Another result of Francis’ visit to the Sultan was that Francis learned a form of piety practised by the Muslims. He says in his letter to Rulers; “have a signal to call all Christians to public prayer; also in his Praises of God, Francis includes titles for God similar to Muslim prayers.
The meeting also had effects on the Sultan. Even after the defeat of the Christians at Damietta, he made a peace offer to Christians even to take charge of Jerusalem, but his offer was rejected. In 1239, the Sultan agreed with a ten-year treaty of peace and that Franciscans were to take care of the holy places in the Holy Land – which they do until now. But there is still a custom in Jerusalem where every day, the Friars hand over the key of the Church of the Holy Sepulchre to a Muslim family to hold overnight, then take it back the next morning. The doors are locked and the Key is passed through a very small door in the main doors of the Holy Sepulchure.
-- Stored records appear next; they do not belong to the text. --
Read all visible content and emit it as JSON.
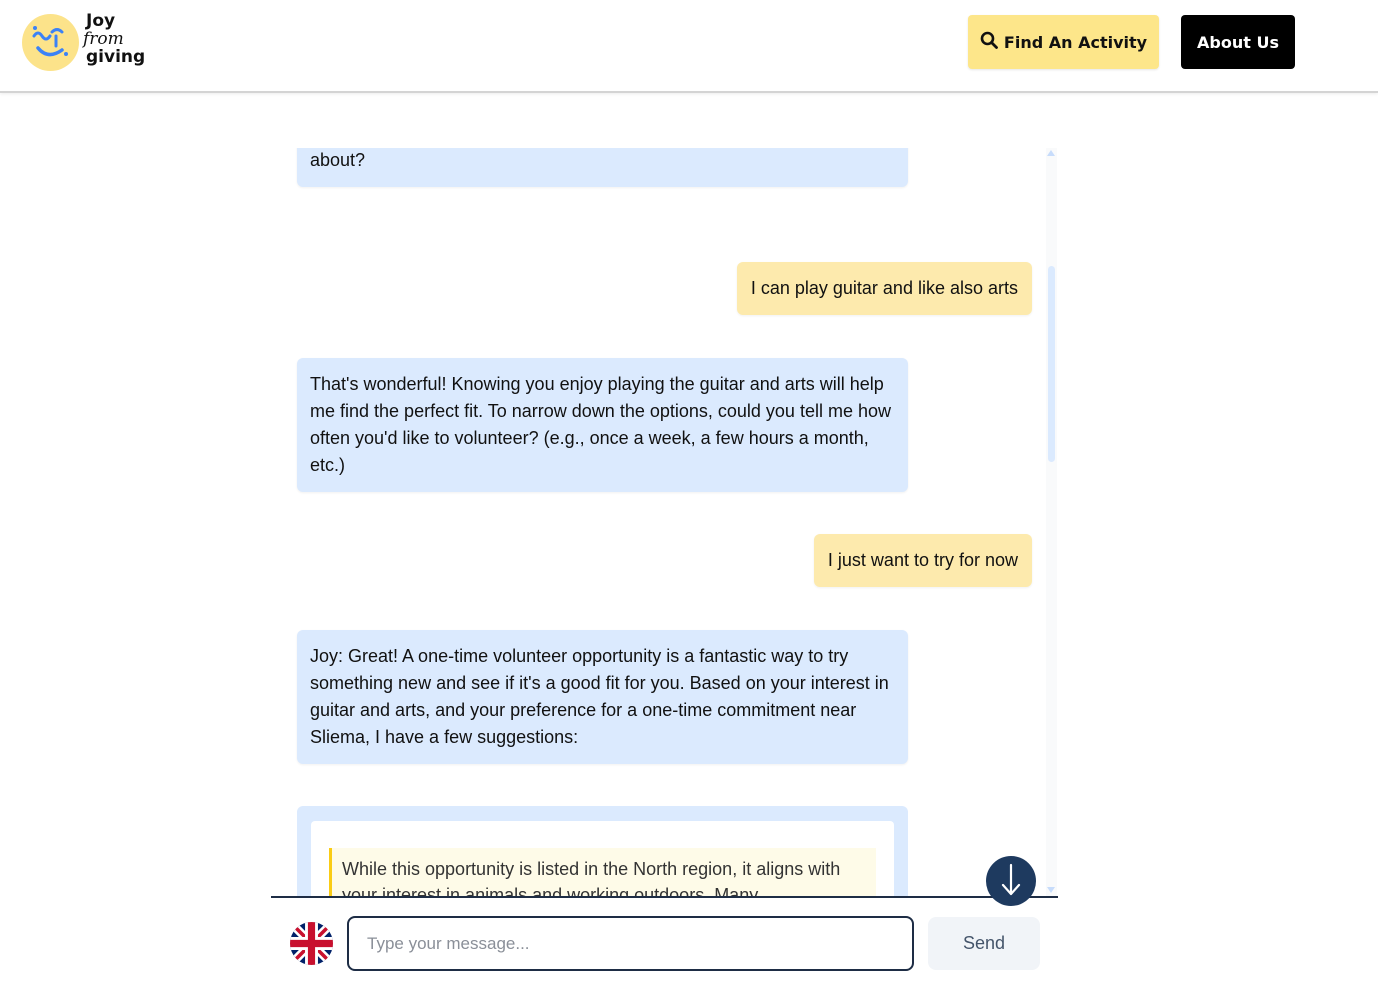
{
  "brand": {
    "line1": "Joy",
    "line2": "from",
    "line3": "giving"
  },
  "nav": {
    "find_activity": "Find An Activity",
    "about_us": "About Us"
  },
  "messages": [
    {
      "role": "bot",
      "text": "To make sure I find activities you'll enjoy among the volunteering opportunities near Sliema, could you tell me what you're passionate about?"
    },
    {
      "role": "user",
      "text": "I can play guitar and like also arts"
    },
    {
      "role": "bot",
      "text": "That's wonderful! Knowing you enjoy playing the guitar and arts will help me find the perfect fit. To narrow down the options, could you tell me how often you'd like to volunteer? (e.g., once a week, a few hours a month, etc.)"
    },
    {
      "role": "user",
      "text": "I just want to try for now"
    },
    {
      "role": "bot",
      "text": "Joy: Great! A one-time volunteer opportunity is a fantastic way to try something new and see if it's a good fit for you. Based on your interest in guitar and arts, and your preference for a one-time commitment near Sliema, I have a few suggestions:"
    }
  ],
  "suggestion_card": {
    "note": "While this opportunity is listed in the North region, it aligns with your interest in animals and working outdoors. Many opportunities"
  },
  "composer": {
    "placeholder": "Type your message...",
    "value": "",
    "send_label": "Send",
    "language_icon": "uk-flag-icon"
  },
  "colors": {
    "bot_bubble": "#dbeafe",
    "user_bubble": "#fdeaad",
    "find_button": "#fde68a",
    "about_button": "#000000",
    "accent_navy": "#1e3a5f"
  }
}
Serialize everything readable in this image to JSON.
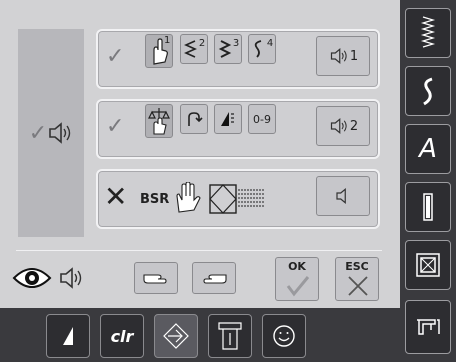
{
  "rows": [
    {
      "state_icon": "check-icon",
      "stitch_labels": [
        "1",
        "2",
        "3",
        "4"
      ],
      "speaker_label": "1"
    },
    {
      "state_icon": "check-icon",
      "mode_labels": [
        "",
        "",
        "",
        "0-9"
      ],
      "speaker_label": "2"
    },
    {
      "state_icon": "cross-icon",
      "bsr_label": "BSR"
    }
  ],
  "buttons": {
    "ok_label": "OK",
    "esc_label": "ESC",
    "clr_label": "clr"
  },
  "colors": {
    "panel": "#d2d2d4",
    "frame": "#3a3a3e",
    "button": "#c6c6ca",
    "dark_button": "#2d2d31"
  }
}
Some ask the question: Why did Francis go to Egypt? Many say because he desired martyrdom just as the early friar martyrs in Morocco. But there is another explanation. Francis studied the words of Christ in the Gospels. Some say he learnt them all off by heart. One command stands out “Love your enemy”. At the time, the head of the Muslim army was the Sultan Malek al- Kâmil, the “enemy of the cross”, so Francis went to Egypt to make peace with the “enemy”. This was a self- sacrificing act of love by Francis just as Jesus called Judas “friend” when he came to betray him in the Garden of Gethsemane.